Under the hood, launch_cloud_vms.py
launches one VM for each (scenario,
method, run_number) tuple. The VMs use startup scripts to launch training, and
retrieve the parameters of the run through
Instance Metadata.
TIP: Use sudo journalctl -u google-startup-scripts.service
to see the logs of
the startup script.
Each training job stores logs and checkpoints in a workdir. The workdir is organized as follows:
File or Directory | Description |
---|---|
r_training_data/{R_TRAINING,VALIDATION}/ |
TF Records with data generated from a random policy for R-network training. Only for method ppo_plus_ec without supplying pre-trained R-networks. |
r_networks/ |
Keras checkpoints of trained R-networks.
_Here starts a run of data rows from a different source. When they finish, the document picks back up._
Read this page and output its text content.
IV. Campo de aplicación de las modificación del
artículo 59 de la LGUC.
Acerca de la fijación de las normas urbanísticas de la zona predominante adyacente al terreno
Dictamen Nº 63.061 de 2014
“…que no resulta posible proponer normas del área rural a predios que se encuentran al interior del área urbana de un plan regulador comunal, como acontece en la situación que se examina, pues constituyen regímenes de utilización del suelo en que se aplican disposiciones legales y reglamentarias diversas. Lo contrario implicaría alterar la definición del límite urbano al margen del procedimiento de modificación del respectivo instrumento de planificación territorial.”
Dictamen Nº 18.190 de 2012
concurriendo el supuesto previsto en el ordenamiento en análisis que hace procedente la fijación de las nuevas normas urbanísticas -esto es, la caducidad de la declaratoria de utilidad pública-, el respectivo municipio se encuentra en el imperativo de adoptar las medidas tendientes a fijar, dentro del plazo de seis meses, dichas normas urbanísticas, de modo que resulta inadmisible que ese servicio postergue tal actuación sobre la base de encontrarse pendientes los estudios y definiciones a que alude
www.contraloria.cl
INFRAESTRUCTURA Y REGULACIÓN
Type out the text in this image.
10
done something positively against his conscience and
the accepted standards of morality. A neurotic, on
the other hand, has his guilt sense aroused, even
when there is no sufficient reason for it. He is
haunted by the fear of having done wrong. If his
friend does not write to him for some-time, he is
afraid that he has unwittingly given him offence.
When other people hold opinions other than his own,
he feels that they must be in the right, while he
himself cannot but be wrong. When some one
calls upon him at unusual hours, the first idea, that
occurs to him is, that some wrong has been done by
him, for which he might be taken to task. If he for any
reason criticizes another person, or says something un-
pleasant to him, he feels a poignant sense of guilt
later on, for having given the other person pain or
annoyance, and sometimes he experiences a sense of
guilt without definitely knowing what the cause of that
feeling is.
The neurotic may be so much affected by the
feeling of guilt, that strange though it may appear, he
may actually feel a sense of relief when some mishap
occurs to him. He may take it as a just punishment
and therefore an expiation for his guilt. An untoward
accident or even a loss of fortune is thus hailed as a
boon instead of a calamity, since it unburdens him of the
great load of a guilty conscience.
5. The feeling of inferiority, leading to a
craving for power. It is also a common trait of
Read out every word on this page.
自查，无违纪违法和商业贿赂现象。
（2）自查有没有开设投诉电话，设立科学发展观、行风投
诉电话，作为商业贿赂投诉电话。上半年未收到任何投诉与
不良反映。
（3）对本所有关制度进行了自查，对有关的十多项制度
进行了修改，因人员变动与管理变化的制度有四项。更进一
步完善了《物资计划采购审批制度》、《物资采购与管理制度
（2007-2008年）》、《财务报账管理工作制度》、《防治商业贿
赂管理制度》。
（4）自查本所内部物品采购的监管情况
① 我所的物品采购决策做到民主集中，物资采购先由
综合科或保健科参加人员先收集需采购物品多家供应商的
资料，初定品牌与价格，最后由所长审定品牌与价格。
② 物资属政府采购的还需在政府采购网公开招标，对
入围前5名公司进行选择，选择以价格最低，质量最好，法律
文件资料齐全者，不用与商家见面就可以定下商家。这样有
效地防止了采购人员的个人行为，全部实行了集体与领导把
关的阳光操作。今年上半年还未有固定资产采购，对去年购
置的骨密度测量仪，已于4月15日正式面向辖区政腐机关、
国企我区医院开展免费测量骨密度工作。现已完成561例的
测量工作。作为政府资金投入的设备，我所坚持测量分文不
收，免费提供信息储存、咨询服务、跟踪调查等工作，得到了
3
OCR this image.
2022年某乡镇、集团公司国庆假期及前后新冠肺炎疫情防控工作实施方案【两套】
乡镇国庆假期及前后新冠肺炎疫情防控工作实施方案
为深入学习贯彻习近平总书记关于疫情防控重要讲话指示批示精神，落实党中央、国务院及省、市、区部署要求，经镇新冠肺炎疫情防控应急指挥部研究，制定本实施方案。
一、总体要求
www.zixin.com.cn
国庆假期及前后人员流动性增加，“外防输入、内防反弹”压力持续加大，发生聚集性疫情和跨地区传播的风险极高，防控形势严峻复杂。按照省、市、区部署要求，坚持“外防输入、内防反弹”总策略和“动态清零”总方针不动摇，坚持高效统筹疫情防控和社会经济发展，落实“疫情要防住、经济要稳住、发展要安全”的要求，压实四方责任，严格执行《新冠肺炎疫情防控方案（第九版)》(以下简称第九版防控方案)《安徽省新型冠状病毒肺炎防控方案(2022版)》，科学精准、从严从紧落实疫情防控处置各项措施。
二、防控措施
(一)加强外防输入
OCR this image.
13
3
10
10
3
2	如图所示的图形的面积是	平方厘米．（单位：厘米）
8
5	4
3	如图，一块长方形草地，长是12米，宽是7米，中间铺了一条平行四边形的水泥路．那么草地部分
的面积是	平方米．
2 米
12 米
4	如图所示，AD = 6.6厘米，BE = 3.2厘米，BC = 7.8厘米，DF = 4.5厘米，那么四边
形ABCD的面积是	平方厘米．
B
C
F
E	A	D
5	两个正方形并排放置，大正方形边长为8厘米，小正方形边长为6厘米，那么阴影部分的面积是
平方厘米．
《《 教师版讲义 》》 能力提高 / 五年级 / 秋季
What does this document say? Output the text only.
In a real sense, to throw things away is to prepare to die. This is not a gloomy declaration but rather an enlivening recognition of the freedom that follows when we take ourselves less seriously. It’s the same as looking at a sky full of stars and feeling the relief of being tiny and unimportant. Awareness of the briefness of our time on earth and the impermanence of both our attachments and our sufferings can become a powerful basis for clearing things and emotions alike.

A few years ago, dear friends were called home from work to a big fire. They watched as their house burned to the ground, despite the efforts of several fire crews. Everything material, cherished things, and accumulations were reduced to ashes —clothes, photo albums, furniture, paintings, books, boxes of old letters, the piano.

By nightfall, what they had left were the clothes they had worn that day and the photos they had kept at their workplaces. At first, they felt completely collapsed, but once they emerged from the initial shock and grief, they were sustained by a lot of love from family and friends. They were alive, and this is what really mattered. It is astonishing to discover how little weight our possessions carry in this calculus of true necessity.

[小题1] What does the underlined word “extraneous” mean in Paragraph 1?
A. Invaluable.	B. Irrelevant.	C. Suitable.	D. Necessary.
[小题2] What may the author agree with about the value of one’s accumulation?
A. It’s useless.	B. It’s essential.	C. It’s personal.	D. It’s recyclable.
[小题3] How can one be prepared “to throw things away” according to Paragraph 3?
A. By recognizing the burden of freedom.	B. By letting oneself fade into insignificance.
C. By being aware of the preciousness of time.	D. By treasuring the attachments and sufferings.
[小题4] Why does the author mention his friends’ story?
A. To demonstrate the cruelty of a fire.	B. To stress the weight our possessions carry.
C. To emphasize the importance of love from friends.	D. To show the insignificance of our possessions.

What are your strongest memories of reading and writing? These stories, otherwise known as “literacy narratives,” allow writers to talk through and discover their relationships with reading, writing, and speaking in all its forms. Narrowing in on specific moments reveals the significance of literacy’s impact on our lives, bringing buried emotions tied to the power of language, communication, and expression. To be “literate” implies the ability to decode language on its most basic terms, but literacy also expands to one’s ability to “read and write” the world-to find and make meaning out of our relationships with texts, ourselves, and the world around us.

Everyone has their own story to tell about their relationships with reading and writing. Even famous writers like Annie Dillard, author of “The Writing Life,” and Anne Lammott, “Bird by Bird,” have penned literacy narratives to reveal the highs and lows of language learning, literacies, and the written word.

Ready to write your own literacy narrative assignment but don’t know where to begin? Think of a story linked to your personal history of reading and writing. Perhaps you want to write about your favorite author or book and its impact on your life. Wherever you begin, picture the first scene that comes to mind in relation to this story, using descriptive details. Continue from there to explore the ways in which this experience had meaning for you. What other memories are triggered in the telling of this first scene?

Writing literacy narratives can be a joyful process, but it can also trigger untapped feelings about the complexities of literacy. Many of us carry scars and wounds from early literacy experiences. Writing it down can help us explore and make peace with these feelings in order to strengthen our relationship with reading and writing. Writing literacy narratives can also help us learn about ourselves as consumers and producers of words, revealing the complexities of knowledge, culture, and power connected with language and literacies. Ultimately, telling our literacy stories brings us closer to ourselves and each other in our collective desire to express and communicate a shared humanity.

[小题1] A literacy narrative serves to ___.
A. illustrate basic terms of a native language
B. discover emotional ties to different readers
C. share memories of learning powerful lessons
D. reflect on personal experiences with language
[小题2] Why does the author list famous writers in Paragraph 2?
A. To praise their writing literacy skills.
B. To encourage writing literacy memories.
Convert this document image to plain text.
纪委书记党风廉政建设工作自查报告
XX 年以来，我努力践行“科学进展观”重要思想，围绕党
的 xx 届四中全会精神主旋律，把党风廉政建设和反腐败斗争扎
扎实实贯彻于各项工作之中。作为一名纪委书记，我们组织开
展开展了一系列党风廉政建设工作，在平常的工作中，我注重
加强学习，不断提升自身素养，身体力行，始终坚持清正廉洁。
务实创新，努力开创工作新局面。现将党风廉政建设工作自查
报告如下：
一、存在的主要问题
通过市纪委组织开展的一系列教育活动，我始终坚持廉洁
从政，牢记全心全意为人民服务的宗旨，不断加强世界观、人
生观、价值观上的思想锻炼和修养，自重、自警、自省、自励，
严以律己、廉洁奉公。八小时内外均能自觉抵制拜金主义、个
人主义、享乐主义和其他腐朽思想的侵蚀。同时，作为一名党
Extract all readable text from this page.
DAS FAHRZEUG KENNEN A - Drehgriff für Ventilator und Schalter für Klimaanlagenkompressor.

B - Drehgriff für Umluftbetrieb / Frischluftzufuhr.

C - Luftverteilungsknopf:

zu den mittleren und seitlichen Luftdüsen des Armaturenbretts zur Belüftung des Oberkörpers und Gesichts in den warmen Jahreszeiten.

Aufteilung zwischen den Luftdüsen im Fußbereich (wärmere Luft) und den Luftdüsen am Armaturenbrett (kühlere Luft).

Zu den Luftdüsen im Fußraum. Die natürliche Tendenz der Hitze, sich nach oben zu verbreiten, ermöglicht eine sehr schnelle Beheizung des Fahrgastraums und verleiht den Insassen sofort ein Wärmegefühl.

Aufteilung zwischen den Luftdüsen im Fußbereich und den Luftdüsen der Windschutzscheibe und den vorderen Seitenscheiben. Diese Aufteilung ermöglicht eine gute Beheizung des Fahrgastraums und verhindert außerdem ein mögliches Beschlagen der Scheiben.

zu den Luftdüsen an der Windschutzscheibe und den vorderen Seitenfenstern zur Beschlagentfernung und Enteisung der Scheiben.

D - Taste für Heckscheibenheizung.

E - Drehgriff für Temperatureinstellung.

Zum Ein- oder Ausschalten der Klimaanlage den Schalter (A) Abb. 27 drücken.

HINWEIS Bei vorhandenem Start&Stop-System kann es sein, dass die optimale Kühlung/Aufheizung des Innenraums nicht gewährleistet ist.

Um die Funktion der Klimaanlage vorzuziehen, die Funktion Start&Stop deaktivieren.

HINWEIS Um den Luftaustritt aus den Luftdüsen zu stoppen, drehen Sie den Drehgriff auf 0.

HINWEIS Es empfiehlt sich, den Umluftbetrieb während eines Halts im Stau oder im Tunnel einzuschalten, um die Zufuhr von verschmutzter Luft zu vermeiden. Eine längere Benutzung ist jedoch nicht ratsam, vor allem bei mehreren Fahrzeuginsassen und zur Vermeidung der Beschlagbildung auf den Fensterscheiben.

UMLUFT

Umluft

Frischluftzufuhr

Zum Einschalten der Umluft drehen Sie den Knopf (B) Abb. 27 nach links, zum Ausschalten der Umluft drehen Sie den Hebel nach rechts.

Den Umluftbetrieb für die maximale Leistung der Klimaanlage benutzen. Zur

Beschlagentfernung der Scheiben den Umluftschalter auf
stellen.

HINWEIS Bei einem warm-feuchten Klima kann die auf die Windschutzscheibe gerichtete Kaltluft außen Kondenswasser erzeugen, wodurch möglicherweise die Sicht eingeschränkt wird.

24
Only for method ppo_plus_ec without supplying pre-trained R-networks. |
reward_{train,valid,test}.csv |
CSV files with {train,valid,test} rewards, tracking the performance of the policy at multiple training steps. |
checkpoints/ |
Checkpoints of the policy. |
log.txt , progress.csv |
Training logs and CSV from OpenAI's PPO2 code. |
On cloud, the workdir of each job will be synced to a cloud bucket directory of
the form <cloud_bucket_root>/<vm_id>/<method>/<scenario>/run_number_<d>/
.
We provide a
colab
to plot graphs during training of the policies, using data from the
reward_{train,valid,test}.csv
files.
Check out the code for Semi-parametric Topological Memory, which uses graph-based episodic memory constructed from a short video to navigate in novel environments (thus providing exploitation policy, complementary to the exploration policy in this work).
ppo_plus_eco
method is not robust to restarts, because
the R-network trained online is not checkpointed.